На каком-то языке мне удается объяснить, что жест чисто благотворительный, и они перестают выкручивать шоколадки из детских пальцев. Тогда я предлагаю банку кофе за смехотворную, но не хватающую мне на сапоги сумму. Они с ужасом переглядываются и предлагают в четыре раза больше. Я пытаюсь объяснить, что магазин закрывается, что ночью мы уезжаем в Берлин и все злотые в мире теряют для нас смысл. Я поочередно изображаю то поезд, то сапоги, то часы, неумолимо движущиеся к закрытию магазина. Они напряженно молчат, подозревая с моей стороны подлянку. Тогда я добавляю к кофе святое святых для всякого поляка в связи с дорогим электричеством – кипятильник – и называю прежнюю сумму. Они переглядываются и мотают головами. Отчаявшись добраться до их сознания, я ввергаю их в крайний соблазн, добавляю к этому банку тушенки – и называю прежнюю цену. Искушение так велико, что они начинают ругаться между собой, вырабатывая линию поведения со мной и размахивая деньгами.
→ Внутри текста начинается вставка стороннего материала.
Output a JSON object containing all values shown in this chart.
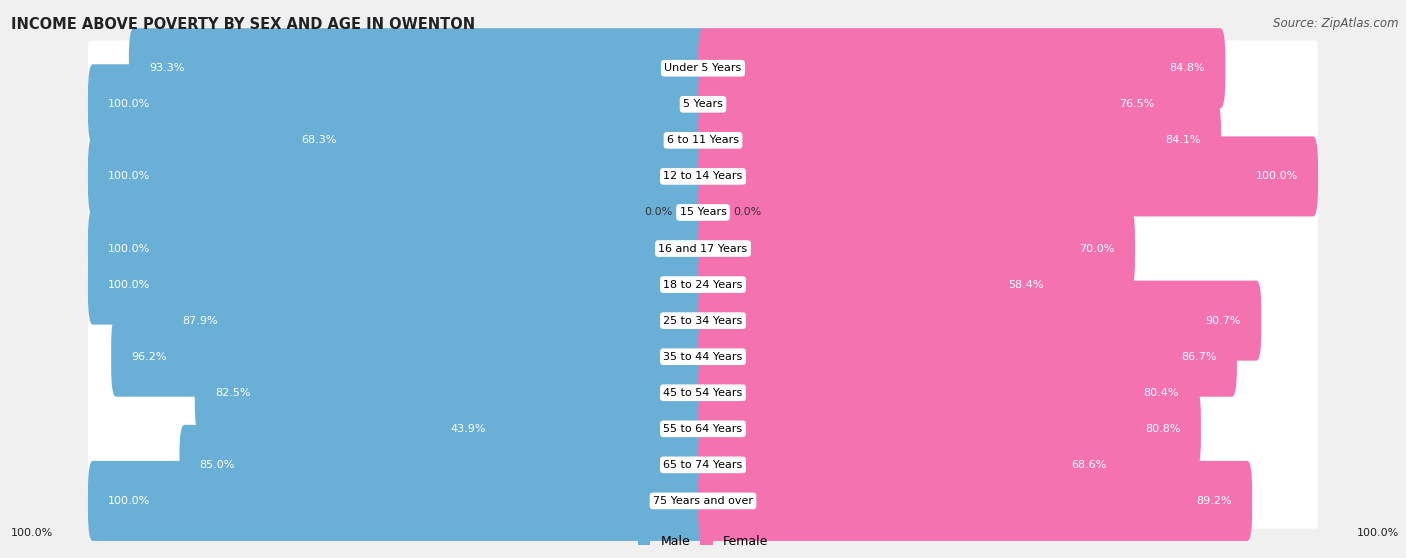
{
  "title": "INCOME ABOVE POVERTY BY SEX AND AGE IN OWENTON",
  "source": "Source: ZipAtlas.com",
  "categories": [
    "Under 5 Years",
    "5 Years",
    "6 to 11 Years",
    "12 to 14 Years",
    "15 Years",
    "16 and 17 Years",
    "18 to 24 Years",
    "25 to 34 Years",
    "35 to 44 Years",
    "45 to 54 Years",
    "55 to 64 Years",
    "65 to 74 Years",
    "75 Years and over"
  ],
  "male_values": [
    93.3,
    100.0,
    68.3,
    100.0,
    0.0,
    100.0,
    100.0,
    87.9,
    96.2,
    82.5,
    43.9,
    85.0,
    100.0
  ],
  "female_values": [
    84.8,
    76.5,
    84.1,
    100.0,
    0.0,
    70.0,
    58.4,
    90.7,
    86.7,
    80.4,
    80.8,
    68.6,
    89.2
  ],
  "male_color": "#6aafd6",
  "female_color": "#f472b0",
  "male_label": "Male",
  "female_label": "Female",
  "background_color": "#f0f0f0",
  "row_bg_color": "#ffffff",
  "title_fontsize": 10.5,
  "source_fontsize": 8.5,
  "label_fontsize": 8,
  "cat_fontsize": 8,
  "legend_fontsize": 9,
  "footer_label": "100.0%",
  "xlim": 100,
  "zero_stub": 4.5
}
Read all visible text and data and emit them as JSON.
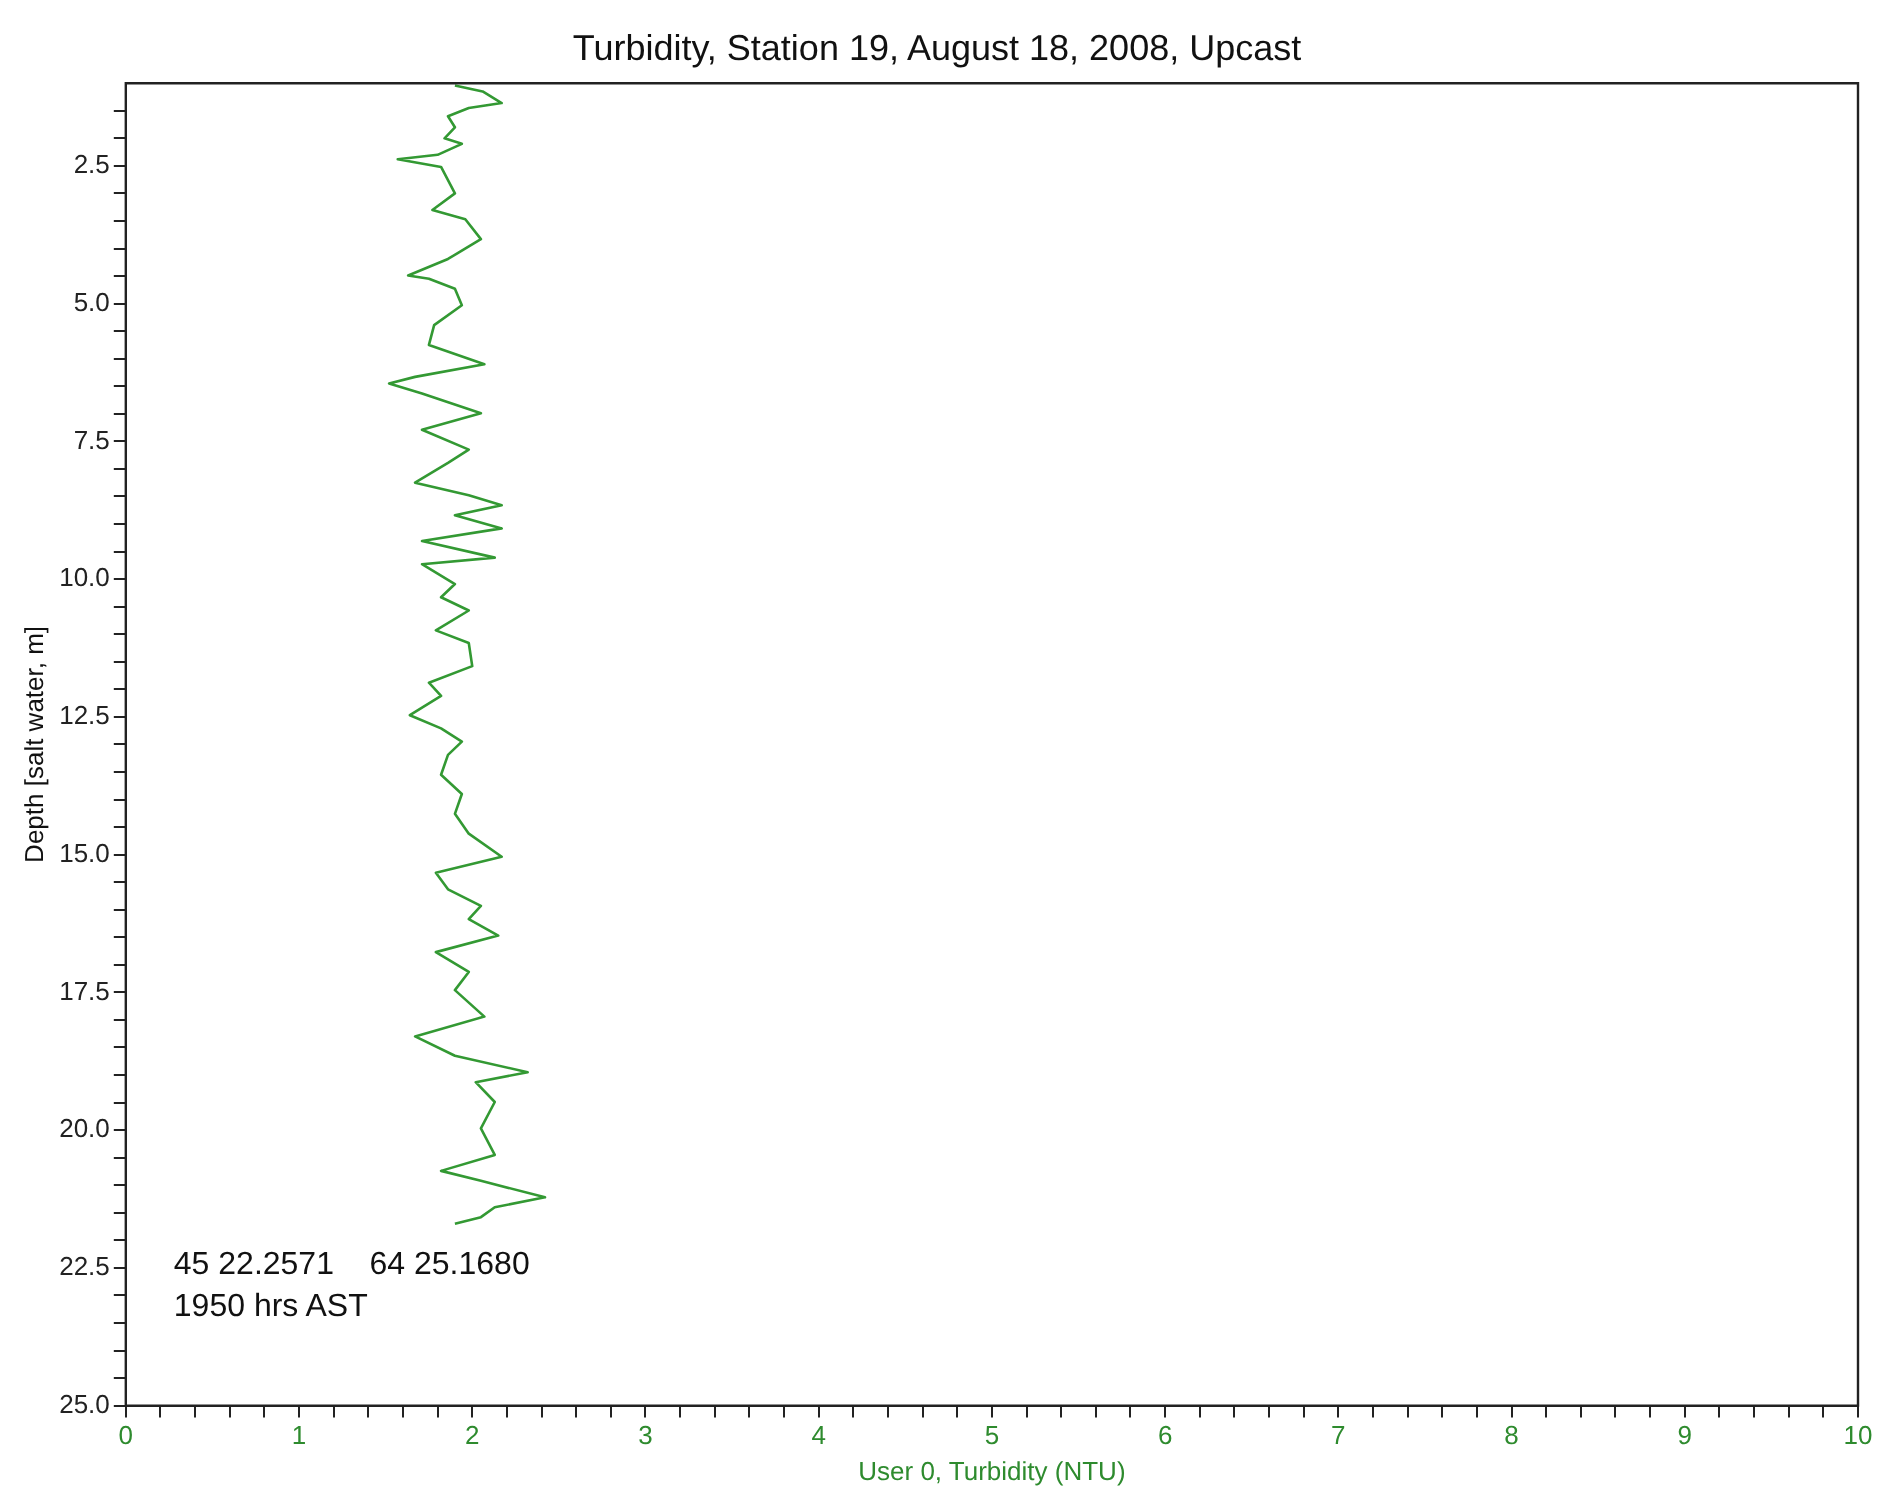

Их разнимает старушка, продающая запеканки, из длинной тирады которой я понимаю только слово «русски» и жест у виска, оценивающий мои интеллектуальные способности. Они наконец отсчитывают нужную сумму, сгребают детей и покупки и, пятясь, отступают с лицами, перекошенными подозрением. У меня не хватает времени почувствовать себя Дедом Морозом, я бросаюсь в обувной отдел, прижимаю к груди коробку с сапогами, и звонит колокольчик. Видели бы вы мое лицо, когда на ступеньках закрытого магазина сапоги оказываются непоправимо малы!
Пани Кристина целует нас на дорогу, обещает приехать в гости, даже кормит детей яичницей, что в свете польских цен… Мы бежим на берлинский поезд, в очередной раз наевшись мясных консервов и шоколада. Одна из китайских пыток – человека кормят одним мясом, пока он не умирает в страшных муках.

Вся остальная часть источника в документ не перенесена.